Schickler also says it's important to note that the NRA receives funding from gun manufacturers, which might influence the group's political positions.

"There's an argument to be made that the reason the NRA is so uncompromising is because of that constituency," said Schickler, "If you look at survey data, there are a number of issues where NRA members themselves would be willing to compromise or support modest gun control measures at least but the organization as a whole is opposed it." 

President Trump voiced support of the NRA Thursday.

"The NRA wants to do the right thing. I've spoken to them often in the last two days," said President Trump, whose goal of arming teachers in schools has the NRA's support.

"To stop a bad guy with a gun, it takes a good guy with a gun," said Lapierre.

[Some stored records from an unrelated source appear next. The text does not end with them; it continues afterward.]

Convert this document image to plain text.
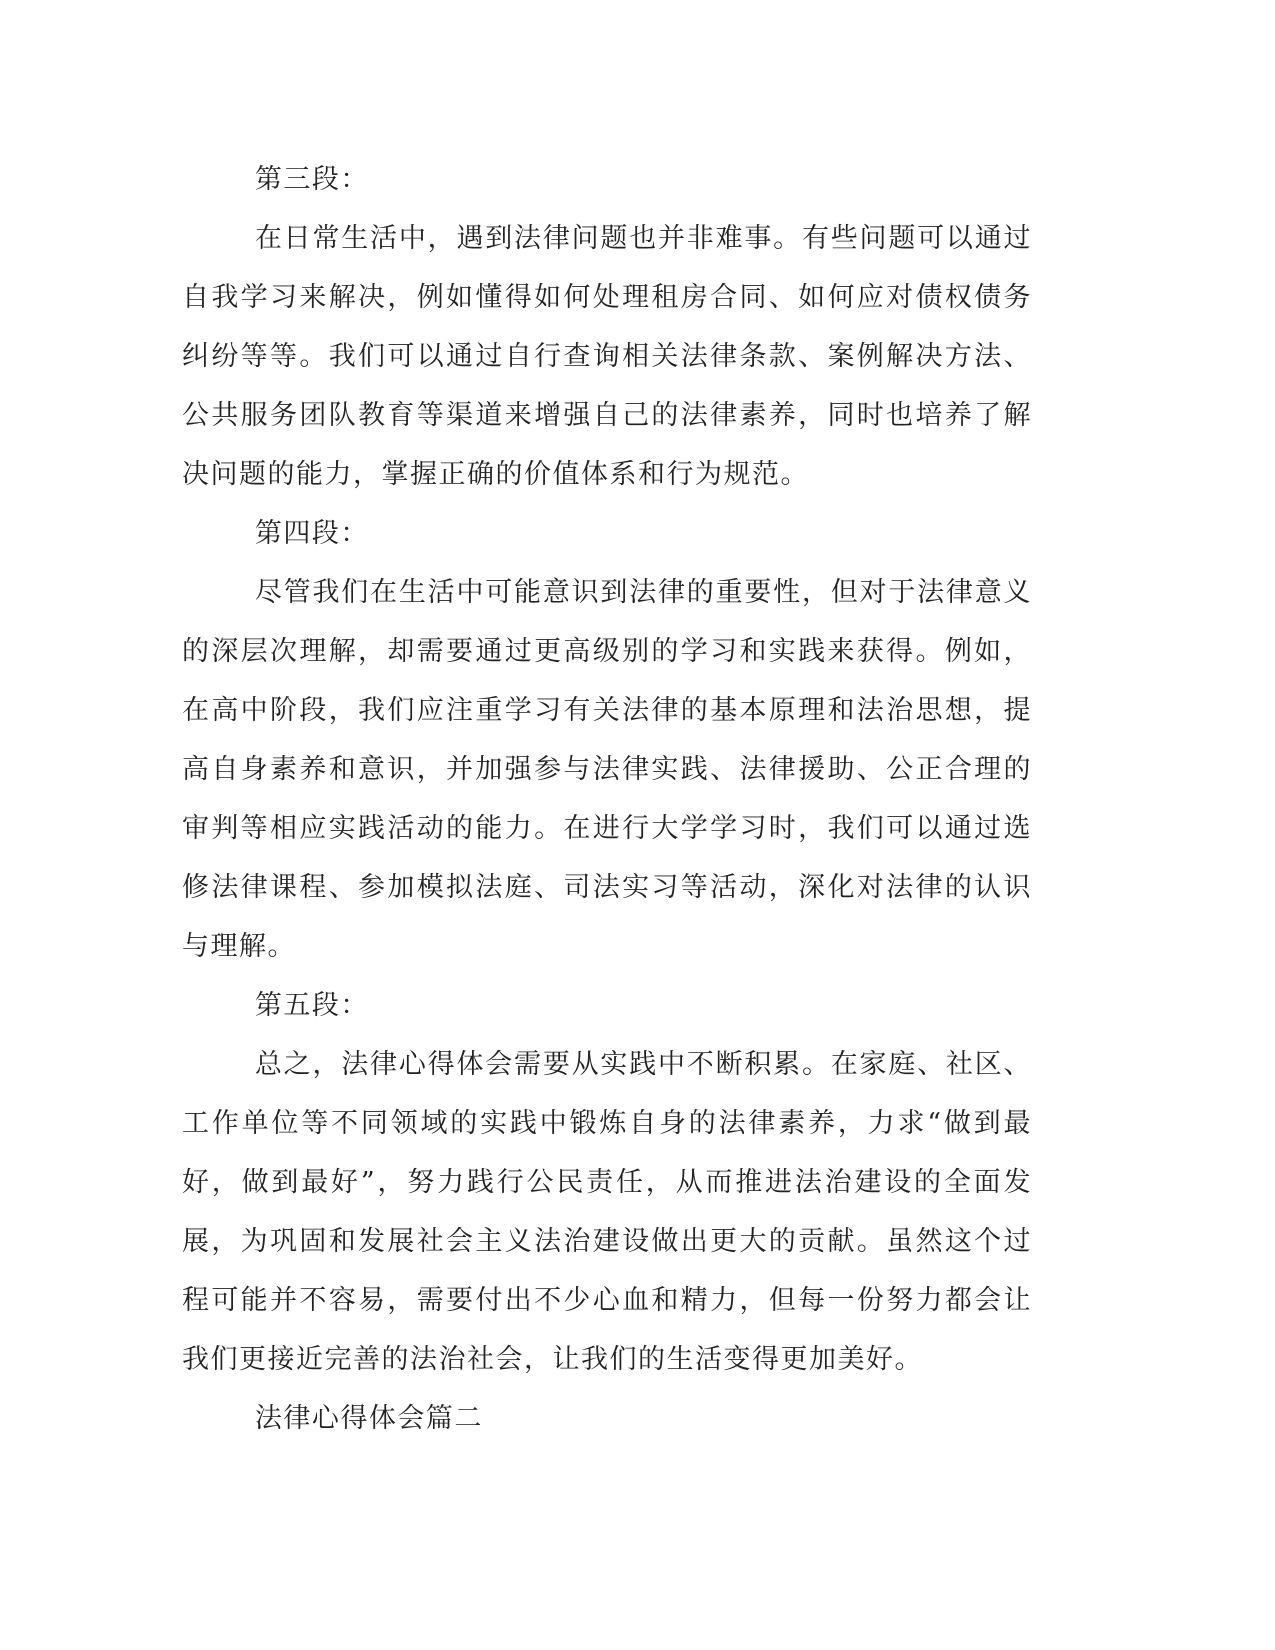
第三段：

在日常生活中，遇到法律问题也并非难事。有些问题可以通过自我学习来解决，例如懂得如何处理租房合同、如何应对债权债务纠纷等等。我们可以通过自行查询相关法律条款、案例解决方法、公共服务团队教育等渠道来增强自己的法律素养，同时也培养了解决问题的能力，掌握正确的价值体系和行为规范。

第四段：

尽管我们在生活中可能意识到法律的重要性，但对于法律意义的深层次理解，却需要通过更高级别的学习和实践来获得。例如，在高中阶段，我们应注重学习有关法律的基本原理和法治思想，提高自身素养和意识，并加强参与法律实践、法律援助、公正合理的审判等相应实践活动的能力。在进行大学学习时，我们可以通过选修法律课程、参加模拟法庭、司法实习等活动，深化对法律的认识与理解。

第五段：

总之，法律心得体会需要从实践中不断积累。在家庭、社区、工作单位等不同领域的实践中锻炼自身的法律素养，力求“做到最好，做到最好”，努力践行公民责任，从而推进法治建设的全面发展，为巩固和发展社会主义法治建设做出更大的贡献。虽然这个过程可能并不容易，需要付出不少心血和精力，但每一份努力都会让我们更接近完善的法治社会，让我们的生活变得更加美好。

法律心得体会篇二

Many politicians, however, are being forced to weigh the potential cost at the ballot box of receiving NRA donations in the wake of the Florida shootings and a passionate call for action by many of the victims' families and students.

Florida Republican Senator Marco Rubio was confronted Wednesday night by the father of one of the victims.

"Your comments this week and those of our president have been pathetically weak," said the father at a CNN town hall event.

Democratic Senate leader Chuck Schumer also criticized the NRA and Republicans saying, "In the past, even after horrible shootings and empathetic words, President Trump and Congressional Republicans have toed the NRA line."

NRA CEO LaPierre accuses Democrats of unfairly politicizing the Florida shooting.

President Trump did part ways with the NRA on one item, a call to change the minimum age for buying a rifle or handgun from 18 to 21.

Professor Schickler says it's likely the only way to see significant changes in the law, however, is if politicians see a benefit at the ballot box for supporting the Florida students and gun control advocates and opposing the NRA.